Am Do., 6. Mai 2021 um 14:03 Uhr schrieb Piotr Król piotr.krol@3mdeb.com:
If 3mdeb maintains some boards, we already testing those and would be glad to hook, in secure way, to patch testing system, but I would like to know where is interface documentation so I can evaluate cost of integration and convince customers to go that path. This was expressed many times in various communication channels (conferences, slack).
We're at the ~5th or so public test infrastructure project by now and it's still not nailed down. Part of it is that it's simply a hard problem.
Another problem is that whoever pulls this off needs to be in the very narrow intersection of having time (i.e. not a product driven coreboot developer) and having money and a few other resources (i.e. not a hobbyist), so they can run enough of the infrastructure by themselves that others who could hook into the infrastructure see the benefit.

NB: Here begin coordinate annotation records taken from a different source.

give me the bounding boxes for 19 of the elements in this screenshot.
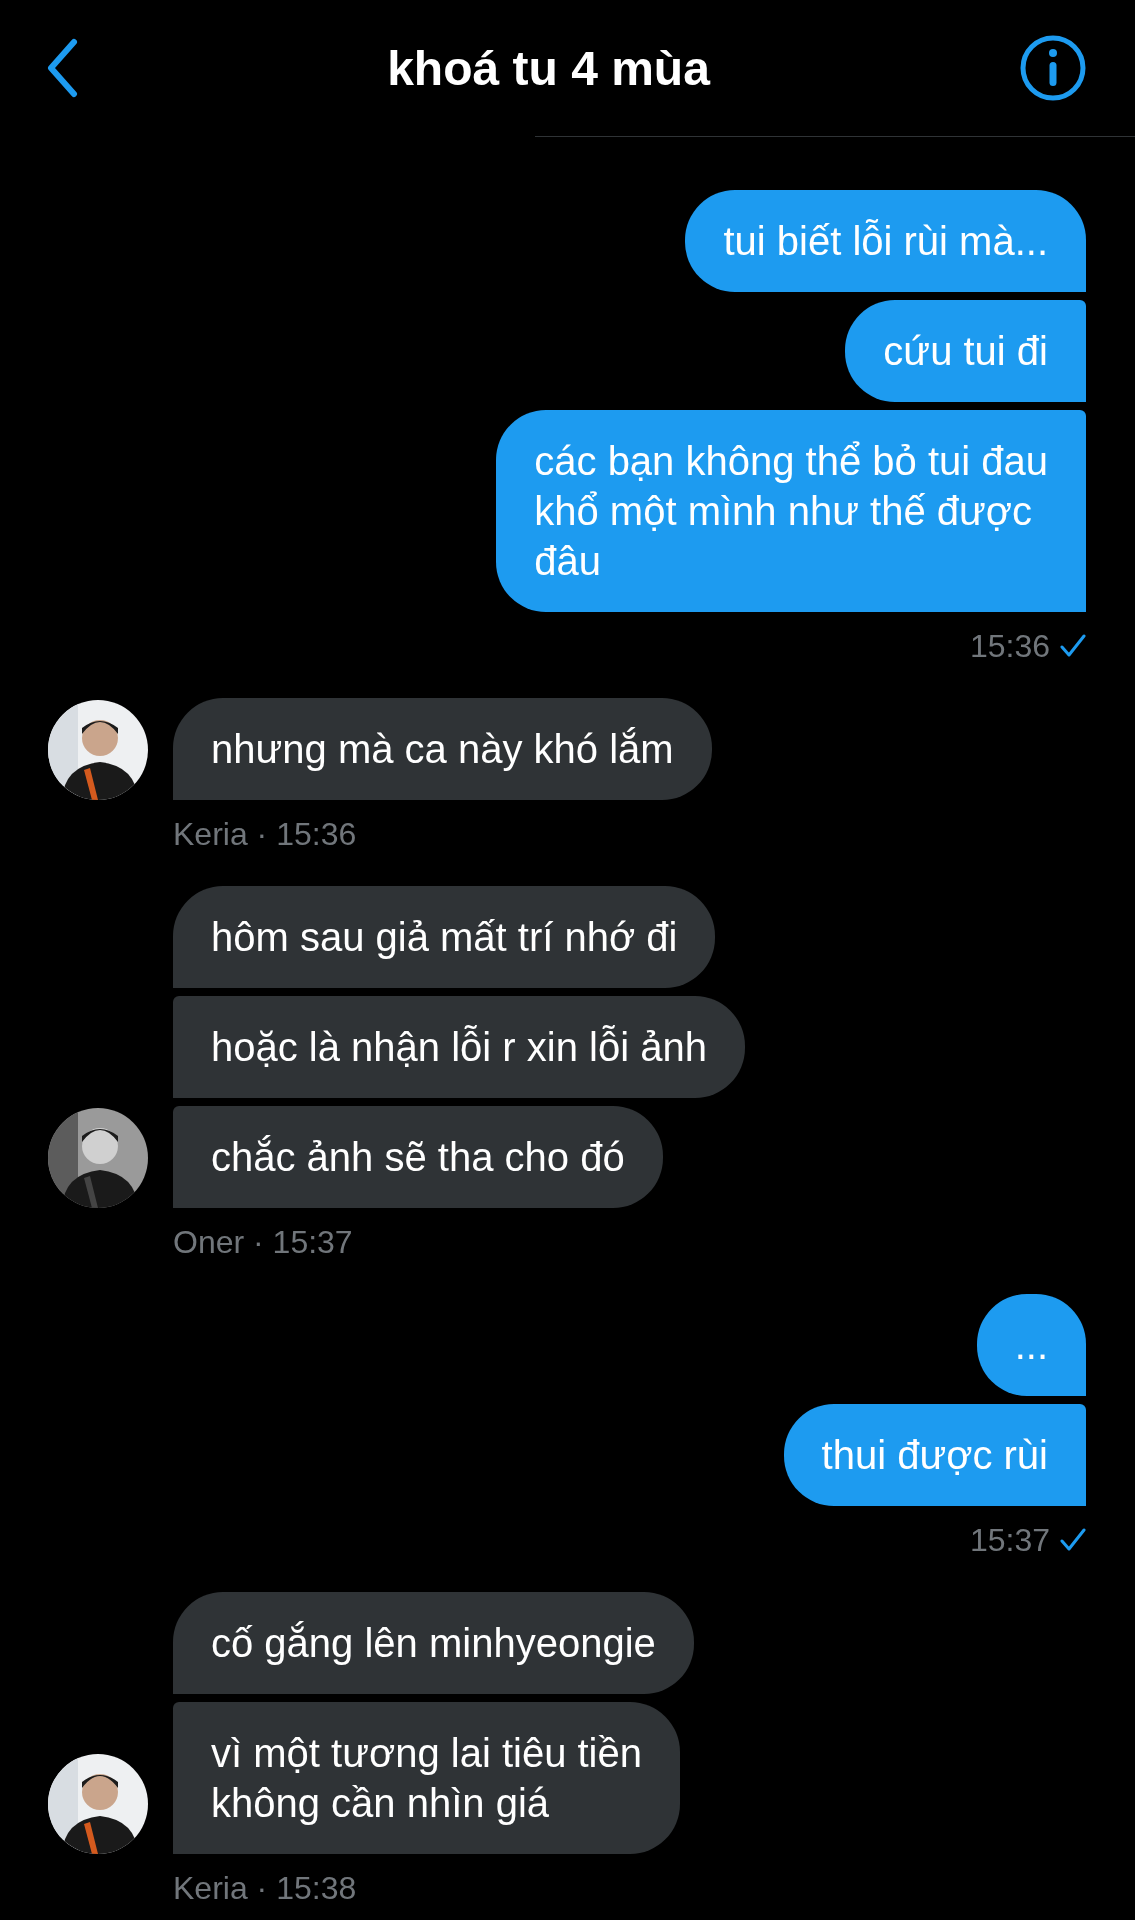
timestamp: 15:37 — [969, 1521, 1050, 1559]
message-bubble: hoặc là nhận lỗi r xin lỗi ảnh — [173, 996, 745, 1098]
back-icon[interactable] — [46, 38, 78, 98]
message-bubble: ... — [976, 1294, 1086, 1396]
timestamp: 15:36 — [969, 627, 1050, 665]
message-bubble: nhưng mà ca này khó lắm — [173, 698, 712, 800]
message-bubble: cứu tui đi — [845, 300, 1086, 402]
message-bubble: thui được rùi — [783, 1404, 1086, 1506]
chat-title: khoá tu 4 mùa — [387, 40, 710, 96]
sender-time: Keria · 15:36 — [173, 815, 357, 853]
sender-time: Oner · 15:37 — [173, 1223, 353, 1261]
sender-time: Keria · 15:38 — [173, 1869, 357, 1907]
message-bubble: cố gắng lên minhyeongie — [173, 1592, 694, 1694]
message-bubble: các bạn không thể bỏ tui đau khổ một mình như thế được đâu — [496, 410, 1086, 612]
message-bubble: vì một tương lai tiêu tiền không cần nhìn giá — [173, 1702, 680, 1854]
message-bubble: chắc ảnh sẽ tha cho đó — [173, 1106, 663, 1208]
message-bubble: hôm sau giả mất trí nhớ đi — [173, 886, 716, 988]
message-bubble: tui biết lỗi rùi mà... — [685, 190, 1086, 292]
info-icon[interactable] — [1019, 34, 1087, 102]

I think it can be expensive to go all-in in that direction, but if we
could go in that direction it would be great.
If you want to maintain any particular release as a long term branch, announce your intent and we'll set up a branch!

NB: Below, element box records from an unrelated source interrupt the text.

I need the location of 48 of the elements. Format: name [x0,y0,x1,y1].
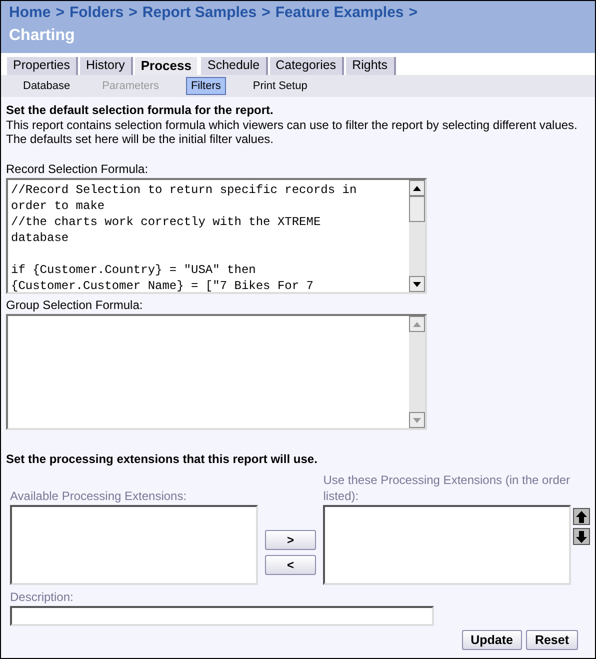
tab[interactable]: Process [134,57,200,76]
remove-button[interactable]: < [265,555,316,575]
tab[interactable]: History [80,57,133,75]
up-triangle-icon [413,186,421,190]
field-label: Description: [9,589,74,605]
field-label: Group Selection Formula: [6,298,144,312]
page-title: Charting [9,27,76,45]
up-arrow-icon [576,510,588,522]
section-heading: Set the default selection formula for the report. [6,103,274,117]
formula-line: database [11,231,69,245]
up-triangle-icon [413,322,421,326]
down-arrow-icon [576,530,588,542]
subtab[interactable]: Filters [186,77,226,95]
formula-text-area[interactable] [6,314,427,430]
formula-text-area[interactable]: //Record Selection to return specific records in order to make //the charts work correctly with the XTREME database if {Customer.Country} = "USA" then {Customer.Customer Name} = ["7 Bikes For 7 [6,178,427,294]
tab[interactable]: Rights [346,57,396,75]
breadcrumb-separator: > [408,4,418,21]
breadcrumb-separator: > [262,4,270,21]
add-button[interactable]: > [265,530,316,550]
list-box[interactable] [10,505,258,585]
field-label: Record Selection Formula: [6,162,150,176]
formula-line: //the charts work correctly with the XTREME [11,215,321,229]
scrollbar[interactable] [409,180,425,292]
subtab[interactable]: Database [18,77,76,95]
field-label: Available Processing Extensions: [10,488,188,504]
description-field[interactable] [10,606,434,626]
tab[interactable]: Schedule [201,57,268,75]
move-up-button[interactable] [573,508,590,525]
move-down-button[interactable] [573,528,590,545]
down-triangle-icon [413,418,421,422]
scrollbar[interactable] [409,316,425,428]
section-heading: Set the processing extensions that this report will use. [6,452,318,466]
tab[interactable]: Categories [270,57,344,75]
action-button[interactable]: Reset [526,630,578,650]
subtab[interactable]: Print Setup [248,77,312,95]
action-button[interactable]: Update [462,630,522,650]
formula-line: order to make [11,199,105,213]
formula-line: if {Customer.Country} = "USA" then [11,263,256,277]
field-label: Use these Processing Extensions (in the order listed): [323,472,572,504]
down-triangle-icon [413,282,421,286]
tab[interactable]: Properties [7,57,78,75]
breadcrumb-separator: > [128,4,138,21]
section-description: This report contains selection formula which viewers can use to filter the report by selecting different values. The defaults set here will be the initial filter values. [6,118,578,146]
formula-line: //Record Selection to return specific records in [11,183,357,197]
breadcrumb-separator: > [56,4,64,21]
scrollbar-thumb[interactable] [409,196,425,222]
list-box[interactable] [323,505,572,585]
formula-line: {Customer.Customer Name} = ["7 Bikes For 7 [11,279,314,292]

Question is why coreboot change so dramatically in all mentioned areas? Does projects with similar lifetime also change in so significant way?
One reason is that we're dealing with the guts of an industry that is changing around us _very_ quickly. But I disagree that we're changing dramatically: on the contrary, we're pretty careful about remaining compatible in various important ways for long stretches of time to help everybody move at their own pace.

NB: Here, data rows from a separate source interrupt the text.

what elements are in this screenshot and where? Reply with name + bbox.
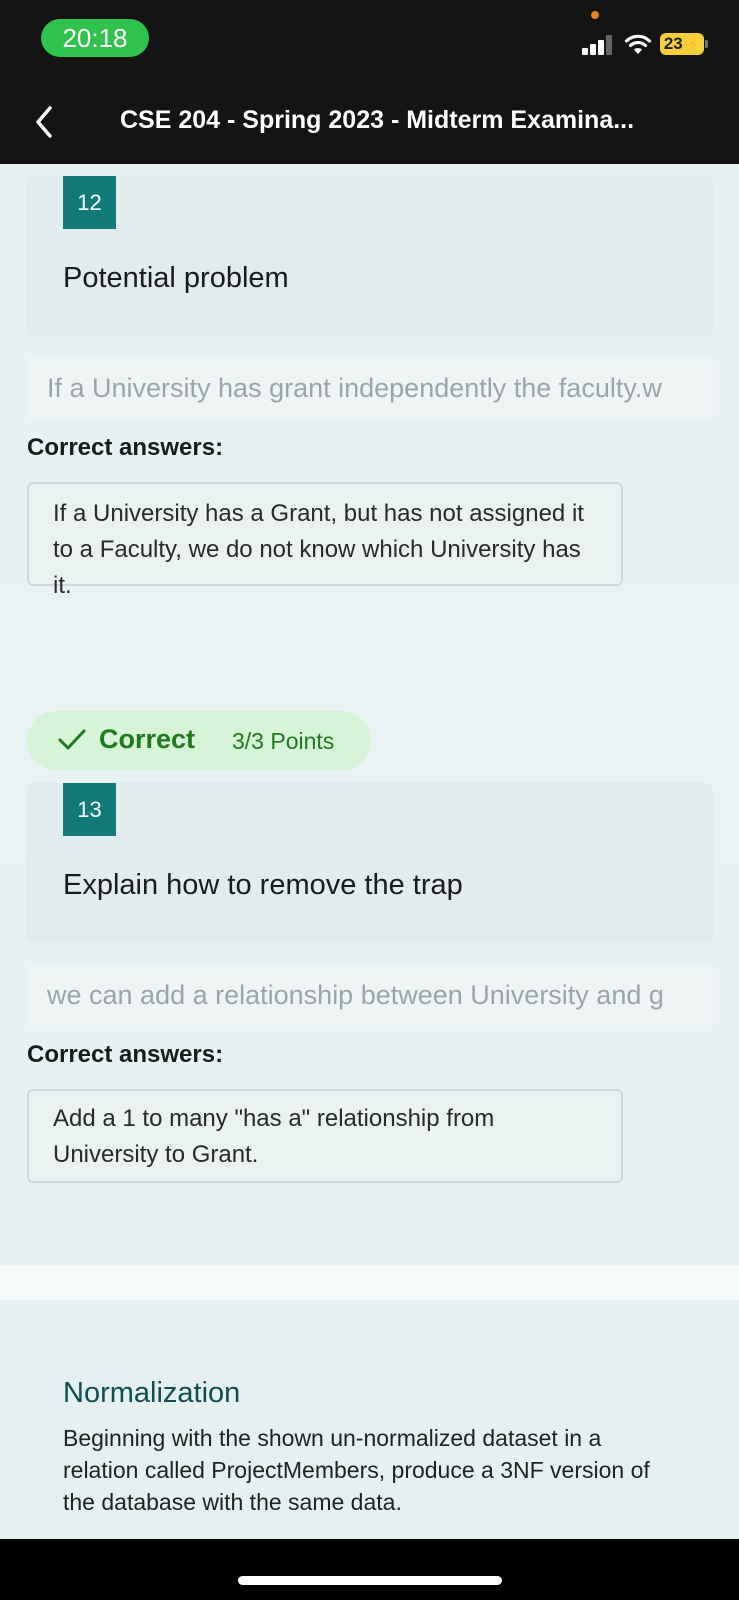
cellular-signal-icon xyxy=(582,35,614,55)
question-number-badge: 13 xyxy=(63,783,116,836)
question-text: Potential problem xyxy=(63,262,289,294)
correct-answers-label: Correct answers: xyxy=(27,1041,224,1068)
question-card-13: 13 Explain how to remove the trap xyxy=(27,783,713,943)
score-status: Correct xyxy=(99,724,196,754)
score-badge: Correct 3/3 Points xyxy=(27,711,371,770)
page-title: CSE 204 - Spring 2023 - Midterm Examina.… xyxy=(120,106,635,134)
status-time: 20:18 xyxy=(41,19,149,57)
correct-answer-box: If a University has a Grant, but has not… xyxy=(27,482,623,599)
section-title: Normalization xyxy=(63,1377,241,1409)
battery-tip xyxy=(705,40,708,48)
correct-answer-box: Add a 1 to many "has a" relationship fro… xyxy=(27,1089,623,1183)
home-indicator[interactable] xyxy=(238,1576,502,1585)
question-card-12: 12 Potential problem xyxy=(27,176,713,336)
privacy-indicator-dot xyxy=(591,11,599,19)
correct-answers-label: Correct answers: xyxy=(27,434,224,461)
section-divider xyxy=(0,1265,739,1300)
response-field[interactable]: we can add a relationship between Univer… xyxy=(27,965,713,1025)
checkmark-icon xyxy=(58,729,86,750)
battery-level: 23 xyxy=(663,34,683,53)
question-number-badge: 12 xyxy=(63,176,116,229)
question-text: Explain how to remove the trap xyxy=(63,869,463,901)
response-field[interactable]: If a University has grant independently … xyxy=(27,358,713,418)
home-indicator-area xyxy=(0,1539,739,1600)
wifi-icon xyxy=(624,34,652,54)
back-chevron-icon[interactable] xyxy=(22,98,66,146)
status-bar: 20:18 23⚡ xyxy=(0,0,739,80)
section-description: Beginning with the shown un-normalized d… xyxy=(63,1425,650,1515)
quiz-results-content: 12 Potential problem If a University has… xyxy=(0,164,739,1539)
score-points: 3/3 Points xyxy=(232,728,335,754)
app-header: CSE 204 - Spring 2023 - Midterm Examina.… xyxy=(0,80,739,164)
battery-icon: 23⚡ xyxy=(660,33,704,55)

Some examples off the top of my head: - We used to compile out strings for log levels we didn't print for space reasons. Space is now no concern and there's the cbmem console, so we leave everything in for better debugging. The remnants of the "compile out" approach, gone for ~10 years, have only been removed within the last two months. - We used to have CBFS with a master header that defined "off limit" regions at the start and end of flash. That's fine as long as you don't regularly write to flash (where you risk blasting away parts of the CBFS structure), but these days we do write to flash, sadly, so there's now a partitioning scheme (fmap), making the master header obsolete. The header is still around, SeaBIOS still can't read FMAP. - We added per-file metadata to CBFS in a compatible way even though the structure is a bit more complicated than it could have been if we hadn't cared about compatibility. - The "read/write registers" code had to change because C compilers like to tighten up their rules around aliasing and volatile types and stuff like that. So we rewrite our macros into functions, with proper types, just so that a newer compiler doesn't break our entire code base. - All that vboot/mboot/bootguard security stuff just was not a thing when coreboot started. It brought in tons of complexity: more flash partitioning, more boot stages, just "tons more code", more memory management (for example, we now have some funky "free last two malloced objects" free() implementation. We got by without free() for 15 years) - Thunderbolt (and USB4) have some pretty arcane requirements on configuration buses. Originally LinuxBoot was supposed to set up only the bare minimum to jump into a kernel. With TBT/USB4 you can forget about that. - More and more external complexity brought in: IOMMUs seem to add a new data structure with every chip generation, ACPI is getting ever more complex (and we can't opt out of that madness or OSes won't boot), ...
So everything changes around us, sometimes in unexpected ways: compilers, interfaces, hardware. It would be a miracle if we didn't have to change to go along with that.
The main reason why you notice that with coreboot but not other firmware is that ancient-UEFI never gets uprevved (and while other firmware, like u-boot, collects firmware build support in their main repo, in products they're still used mostly in a copy&forget model). I just turned down a couple of older (non-coreboot) firmware build processes because they rely on python 2. They're dead, while coreboot isn't.
The main reason why it's slightly less painful with Linux (but ask any out-of-tree module maintainer!) is that chip vendors provide open source code for Linux and maintain it whenever they raise the complexity bar a notch or two, and compiler vendors (gcc, clang) are coordinating against Linux (while they usually don't really care about coreboot).
tl;dr: All things considered, we're a pretty small project punching _way_ above our weight, working sometimes against the interests of other parties in the ecosystem who'd prefer to keep things closed that we open. Since (at this time) we can't offload the pain to those who inflict it on us the way Linux is doing, we'll have to bear it.